L’importanza di chiamarsi…Posidonia oceanica!

Dopo un periodo di lavoro lontano dalla nostra amata Riviera di Levante, rieccomi di nuovo qui a raccontarvi un po’ quella che è stata una delle avventure più belle che mi potessero capitare che mi ha impegnato al 100% negli ultimi mesi. Ma prima di raccontarvi cosa ho fatto fin’ora parliamo del soggetto principale del mio impegno: nel mare non ci sono solo alghe e pesci, esistono anche delle vere e proprie piante che differiscono dalle alghe per struttura e ciclo vitale; tutti quelli che vanno al mare ne avranno incontrate ma le avranno sicuramente etichettate come alghe, quando in realtà ci si è trovati di fronte a delle fanerogame marine, vere e proprie piante al pari di alberi e arbusti, delle quali la principale attrice è proprio lei, la Posidonia oceanica.

Questa pianta ha una storia evolutiva lunghissima ed ancora poco chiara ed è al contrario di quello che si pensa dal nome una pianta che vive esclusivamente nel Mediterraneo. Alcune ‘cugine’ come la Posidonia australis vivono qua e là nel mondo ma la P.oceanica è proprio soltanto nostra (che significa in gergo tecnico che si tratta di una specie endemica), quindi va tutelata e protetta.

E’ oggetto di studio da molto tempo, perché la sua importanza va ben oltre il fatto di essere presente solo nel Mediterraneo. Il suo habitat sul fondo del mare va dalla superficie fino ai 60-80 metri, cioè fin dove arriva luce sufficiente alla fotosintesi e si chiama profondità di compensazione, ovvero quella profondità in cui il bilancio tra energia necessaria ed energia consumata dalla pianta non raggiunge il pareggio; oltre questa soglia la Posidonia non può sopravvivere.

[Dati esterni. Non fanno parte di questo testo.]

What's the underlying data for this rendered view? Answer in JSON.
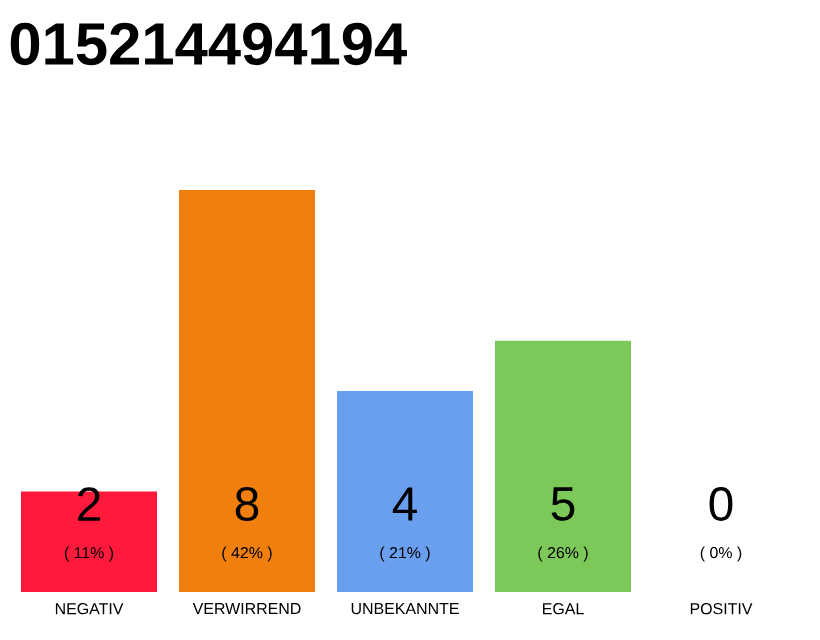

Dove vive la P.oceanica si viene a creare un ecosistema tra i più importanti per il nostro Mediterraneo, all’interno del quale troviamo miriadi di specie che gravitano attorno alla sua presenza: basti pensare agli organismi che vivono sulle sue foglie (gli epifiti) come piccoli idrozoi ed alghe, e secondo le catene trofiche tutti gli animali che si nutrono e scambiano energia attraverso i meccanismi che abbiamo spiegato nell’articolo sulle catene alimentari; oppure tutti gli organismi che vi depositano le uova delegando alla Posidonia il ruolo di nursery per la progenie ittica.

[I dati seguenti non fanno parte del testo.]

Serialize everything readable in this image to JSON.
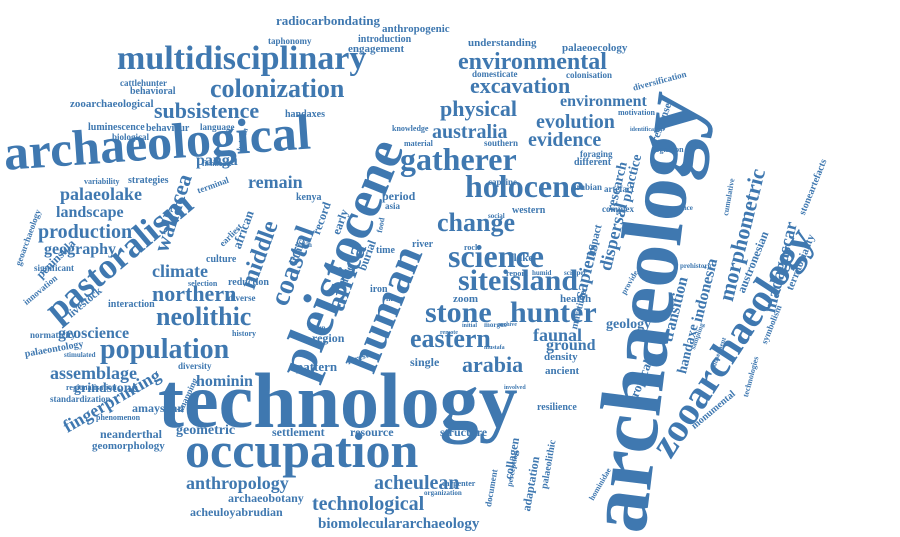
{
  "word_cloud": {
    "color": "#3f78b0",
    "words": [
      {
        "id": "technology",
        "text": "technology"
      },
      {
        "id": "archaeology",
        "text": "archaeology"
      },
      {
        "id": "pleistocene",
        "text": "pleistocene"
      },
      {
        "id": "archaeological",
        "text": "archaeological"
      },
      {
        "id": "occupation",
        "text": "occupation"
      },
      {
        "id": "zooarchaeology",
        "text": "zooarchaeology"
      },
      {
        "id": "multidisciplinary",
        "text": "multidisciplinary"
      },
      {
        "id": "human",
        "text": "human"
      },
      {
        "id": "holocene",
        "text": "holocene"
      },
      {
        "id": "pastoralism",
        "text": "pastoralism"
      },
      {
        "id": "gatherer",
        "text": "gatherer"
      },
      {
        "id": "colonization",
        "text": "colonization"
      },
      {
        "id": "science",
        "text": "science"
      },
      {
        "id": "stone",
        "text": "stone"
      },
      {
        "id": "hunter",
        "text": "hunter"
      },
      {
        "id": "siteisland",
        "text": "siteisland"
      },
      {
        "id": "eastern",
        "text": "eastern"
      },
      {
        "id": "population",
        "text": "population"
      },
      {
        "id": "neolithic",
        "text": "neolithic"
      },
      {
        "id": "environmental",
        "text": "environmental"
      },
      {
        "id": "excavation",
        "text": "excavation"
      },
      {
        "id": "subsistence",
        "text": "subsistence"
      },
      {
        "id": "physical",
        "text": "physical"
      },
      {
        "id": "australia",
        "text": "australia"
      },
      {
        "id": "evolution",
        "text": "evolution"
      },
      {
        "id": "evidence",
        "text": "evidence"
      },
      {
        "id": "environment",
        "text": "environment"
      },
      {
        "id": "change",
        "text": "change"
      },
      {
        "id": "africa",
        "text": "africa"
      },
      {
        "id": "coastal",
        "text": "coastal"
      },
      {
        "id": "middle",
        "text": "middle"
      },
      {
        "id": "northern",
        "text": "northern"
      },
      {
        "id": "production",
        "text": "production"
      },
      {
        "id": "palaeolake",
        "text": "palaeolake"
      },
      {
        "id": "landscape",
        "text": "landscape"
      },
      {
        "id": "geography",
        "text": "geography"
      },
      {
        "id": "climate",
        "text": "climate"
      },
      {
        "id": "wallacea",
        "text": "wallacea"
      },
      {
        "id": "panga",
        "text": "panga"
      },
      {
        "id": "remain",
        "text": "remain"
      },
      {
        "id": "morphometric",
        "text": "morphometric"
      },
      {
        "id": "madagascar",
        "text": "madagascar"
      },
      {
        "id": "indonesia",
        "text": "indonesia"
      },
      {
        "id": "transition",
        "text": "transition"
      },
      {
        "id": "handaxe",
        "text": "handaxe"
      },
      {
        "id": "sapiens",
        "text": "sapiens"
      },
      {
        "id": "dispersal",
        "text": "dispersal"
      },
      {
        "id": "research",
        "text": "research"
      },
      {
        "id": "practice",
        "text": "practice"
      },
      {
        "id": "arabia",
        "text": "arabia"
      },
      {
        "id": "faunal",
        "text": "faunal"
      },
      {
        "id": "ground",
        "text": "ground"
      },
      {
        "id": "geology",
        "text": "geology"
      },
      {
        "id": "hominin",
        "text": "hominin"
      },
      {
        "id": "assemblage",
        "text": "assemblage"
      },
      {
        "id": "geoscience",
        "text": "geoscience"
      },
      {
        "id": "grindstone",
        "text": "grindstone"
      },
      {
        "id": "fingerprinting",
        "text": "fingerprinting"
      },
      {
        "id": "amayshan",
        "text": "amayshan"
      },
      {
        "id": "neanderthal",
        "text": "neanderthal"
      },
      {
        "id": "geomorphology",
        "text": "geomorphology"
      },
      {
        "id": "geometric",
        "text": "geometric"
      },
      {
        "id": "settlement",
        "text": "settlement"
      },
      {
        "id": "resource",
        "text": "resource"
      },
      {
        "id": "structure",
        "text": "structure"
      },
      {
        "id": "anthropology",
        "text": "anthropology"
      },
      {
        "id": "acheulean",
        "text": "acheulean"
      },
      {
        "id": "technological",
        "text": "technological"
      },
      {
        "id": "archaeobotany",
        "text": "archaeobotany"
      },
      {
        "id": "acheuloyabrudian",
        "text": "acheuloyabrudian"
      },
      {
        "id": "biomolecular",
        "text": "biomoleculararchaeology"
      },
      {
        "id": "radiocarbon",
        "text": "radiocarbondating"
      },
      {
        "id": "anthropogenic",
        "text": "anthropogenic"
      },
      {
        "id": "taphonomy",
        "text": "taphonomy"
      },
      {
        "id": "introduction",
        "text": "introduction"
      },
      {
        "id": "engagement",
        "text": "engagement"
      },
      {
        "id": "understanding",
        "text": "understanding"
      },
      {
        "id": "palaeoecology",
        "text": "palaeoecology"
      },
      {
        "id": "domesticate",
        "text": "domesticate"
      },
      {
        "id": "colonisation",
        "text": "colonisation"
      },
      {
        "id": "diversification",
        "text": "diversification"
      },
      {
        "id": "cattlehunter",
        "text": "cattlehunter"
      },
      {
        "id": "behavioral",
        "text": "behavioral"
      },
      {
        "id": "zooarchaeological",
        "text": "zooarchaeological"
      },
      {
        "id": "luminescence",
        "text": "luminescence"
      },
      {
        "id": "behaviour",
        "text": "behaviour"
      },
      {
        "id": "biological",
        "text": "biological"
      },
      {
        "id": "language",
        "text": "language"
      },
      {
        "id": "handaxes",
        "text": "handaxes"
      },
      {
        "id": "knowledge",
        "text": "knowledge"
      },
      {
        "id": "southern",
        "text": "southern"
      },
      {
        "id": "material",
        "text": "material"
      },
      {
        "id": "motivation",
        "text": "motivation"
      },
      {
        "id": "response",
        "text": "response"
      },
      {
        "id": "cognition",
        "text": "cognition"
      },
      {
        "id": "foraging",
        "text": "foraging"
      },
      {
        "id": "different",
        "text": "different"
      },
      {
        "id": "caprine",
        "text": "caprine"
      },
      {
        "id": "arabian",
        "text": "arabian"
      },
      {
        "id": "western",
        "text": "western"
      },
      {
        "id": "artefact",
        "text": "artefact"
      },
      {
        "id": "complex",
        "text": "complex"
      },
      {
        "id": "sequence",
        "text": "sequence"
      },
      {
        "id": "stoneartefacts",
        "text": "stoneartefacts"
      },
      {
        "id": "austronesian",
        "text": "austronesian"
      },
      {
        "id": "territoriality",
        "text": "territoriality"
      },
      {
        "id": "cumulative",
        "text": "cumulative"
      },
      {
        "id": "prehistoric",
        "text": "prehistoric"
      },
      {
        "id": "symbolism",
        "text": "symbolism"
      },
      {
        "id": "tropical",
        "text": "tropical"
      },
      {
        "id": "monumental",
        "text": "monumental"
      },
      {
        "id": "technologies",
        "text": "technologies"
      },
      {
        "id": "subsequent",
        "text": "subsequent"
      },
      {
        "id": "sampling",
        "text": "sampling"
      },
      {
        "id": "hominidae",
        "text": "hominidae"
      },
      {
        "id": "resilience",
        "text": "resilience"
      },
      {
        "id": "perception",
        "text": "perception"
      },
      {
        "id": "palaeolithic",
        "text": "palaeolithic"
      },
      {
        "id": "adaptation",
        "text": "adaptation"
      },
      {
        "id": "collagen",
        "text": "collagen"
      },
      {
        "id": "document",
        "text": "document"
      },
      {
        "id": "maritime",
        "text": "maritime"
      },
      {
        "id": "impact",
        "text": "impact"
      },
      {
        "id": "density",
        "text": "density"
      },
      {
        "id": "ancient",
        "text": "ancient"
      },
      {
        "id": "hearth",
        "text": "hearth"
      },
      {
        "id": "fishbook",
        "text": "fishbook"
      },
      {
        "id": "variability",
        "text": "variability"
      },
      {
        "id": "strategies",
        "text": "strategies"
      },
      {
        "id": "african",
        "text": "african"
      },
      {
        "id": "earliest",
        "text": "earliest"
      },
      {
        "id": "culture",
        "text": "culture"
      },
      {
        "id": "kenya",
        "text": "kenya"
      },
      {
        "id": "period",
        "text": "period"
      },
      {
        "id": "asia",
        "text": "asia"
      },
      {
        "id": "record",
        "text": "record"
      },
      {
        "id": "burial",
        "text": "burial"
      },
      {
        "id": "lithic",
        "text": "lithic"
      },
      {
        "id": "early",
        "text": "early"
      },
      {
        "id": "reduction",
        "text": "reduction"
      },
      {
        "id": "selection",
        "text": "selection"
      },
      {
        "id": "diverse",
        "text": "diverse"
      },
      {
        "id": "interaction",
        "text": "interaction"
      },
      {
        "id": "livestock",
        "text": "livestock"
      },
      {
        "id": "peninsula",
        "text": "peninsula"
      },
      {
        "id": "significant",
        "text": "significant"
      },
      {
        "id": "innovation",
        "text": "innovation"
      },
      {
        "id": "geoarchaeology",
        "text": "geoarchaeology"
      },
      {
        "id": "normativity",
        "text": "normativity"
      },
      {
        "id": "palaeontology",
        "text": "palaeontology"
      },
      {
        "id": "regionalisation",
        "text": "regionalisation"
      },
      {
        "id": "standardization",
        "text": "standardization"
      },
      {
        "id": "phenomenon",
        "text": "phenomenon"
      },
      {
        "id": "knapping",
        "text": "knapping"
      },
      {
        "id": "diversity",
        "text": "diversity"
      },
      {
        "id": "history",
        "text": "history"
      },
      {
        "id": "region",
        "text": "region"
      },
      {
        "id": "pattern",
        "text": "pattern"
      },
      {
        "id": "single",
        "text": "single"
      },
      {
        "id": "zoom",
        "text": "zoom"
      },
      {
        "id": "flake",
        "text": "flake"
      },
      {
        "id": "river",
        "text": "river"
      },
      {
        "id": "late",
        "text": "late"
      },
      {
        "id": "time",
        "text": "time"
      },
      {
        "id": "more",
        "text": "more"
      },
      {
        "id": "iron",
        "text": "iron"
      },
      {
        "id": "carpenter",
        "text": "carpenter"
      },
      {
        "id": "organization",
        "text": "organization"
      },
      {
        "id": "terminal",
        "text": "terminal"
      },
      {
        "id": "britain",
        "text": "britain"
      },
      {
        "id": "report",
        "text": "report"
      },
      {
        "id": "humid",
        "text": "humid"
      },
      {
        "id": "scraper",
        "text": "scraper"
      },
      {
        "id": "provide",
        "text": "provide"
      },
      {
        "id": "identification",
        "text": "identification"
      },
      {
        "id": "stimulated",
        "text": "stimulated"
      },
      {
        "id": "forest",
        "text": "forest"
      },
      {
        "id": "tabun",
        "text": "tabun"
      },
      {
        "id": "morgue",
        "text": "morgue"
      },
      {
        "id": "mustafa",
        "text": "mustafa"
      },
      {
        "id": "social",
        "text": "social"
      },
      {
        "id": "basin",
        "text": "basin"
      },
      {
        "id": "food",
        "text": "food"
      },
      {
        "id": "rock",
        "text": "rock"
      },
      {
        "id": "initial",
        "text": "initial"
      },
      {
        "id": "archive",
        "text": "archive"
      },
      {
        "id": "remote",
        "text": "remote"
      },
      {
        "id": "involved",
        "text": "involved"
      },
      {
        "id": "imitation",
        "text": "imitation"
      }
    ]
  }
}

Dando appena un’occhiata a tutta la vita che popola le praterie di P.oceanica si intuisce quale grande importanza abbia, ma sarebbe davvero riduttivo limitarsi a questo ruolo: infatti un’altra sua grande peculiarità è nella mitigazione degli effetti erosivi sulle nostre coste! Una vera e propria barriera meccanica naturale che smorza la forza del mare attraverso il movimento delle lunghe foglie nastriformi (arrivano anche a 1 metro di lunghezza ed ogni rizoma ne può contenere fino a 8-9) e contemporaneamente accumula sabbia e sedimenti per meglio ancorarsi al fondale sul quale cresce a ritmi lentissimi. Un cespuglio di Posidonia può crescere anche il larghezza oltre che in altezza e svilupparsi relativamente anche su fondali rocciosi a patto che ci sia comunque una discreta quantità di sabbia, ecco che al suo interno è possibile rinvenire oggetti inglobati nei secoli da una prateria: non è difficile trovarvi resti di anfore romane o fasciame di barche attorno a cui le radici hanno stretto una morsa col passare del tempo, proprio come fanno le piante terrestri. Questo intreccio complicato viene chiamato ‘matte’ ed è anch’esso un habitat importantissimo per molti organismi che vivono nei sedimenti del fondo marino.

Le banquettes invece sono quelle piccole montagnole di foglie e rizomi strappati al mare che si formano sulle spiaggie, dove purtroppo il turismo e l’ignoranza portano all’incauta rimozione per via dell’odore che infastidice i delicati nasi dei bagnanti, perché anche dopo la vita la P.oceanica è importantissima dato che con questi accumuli impedisce l’arretramento delle spiaggie smorzando la forza dei marosi. E’ ancora possibile incontrare queste strutture nelle spiaggie isolate di tutti i nostri mari dove il turismo di massa non ha fatto sentire troppo la propria ingombrante presenza.

E alzi la mano chi di voi non ha mai preso in mano una di quelle ‘palline’ marroni sulla battigia! Quelle in realtà sono fatte della stessa materia prima delle banquettes, frutto di una paziente azione meccanica sulle foglie e i rizomi di P.oceanica; hanno un nome particolare e difficile da ricordare: le egagropili!

Tutto questo piccolo riassunto che spero non vi abbia annoiato è per spiegare l’importanza di quello che mi sono trovato a fare in un posto lontano parecchie miglia dalle nostre abituali coste assieme a moltissimi colleghi da tutta Italia.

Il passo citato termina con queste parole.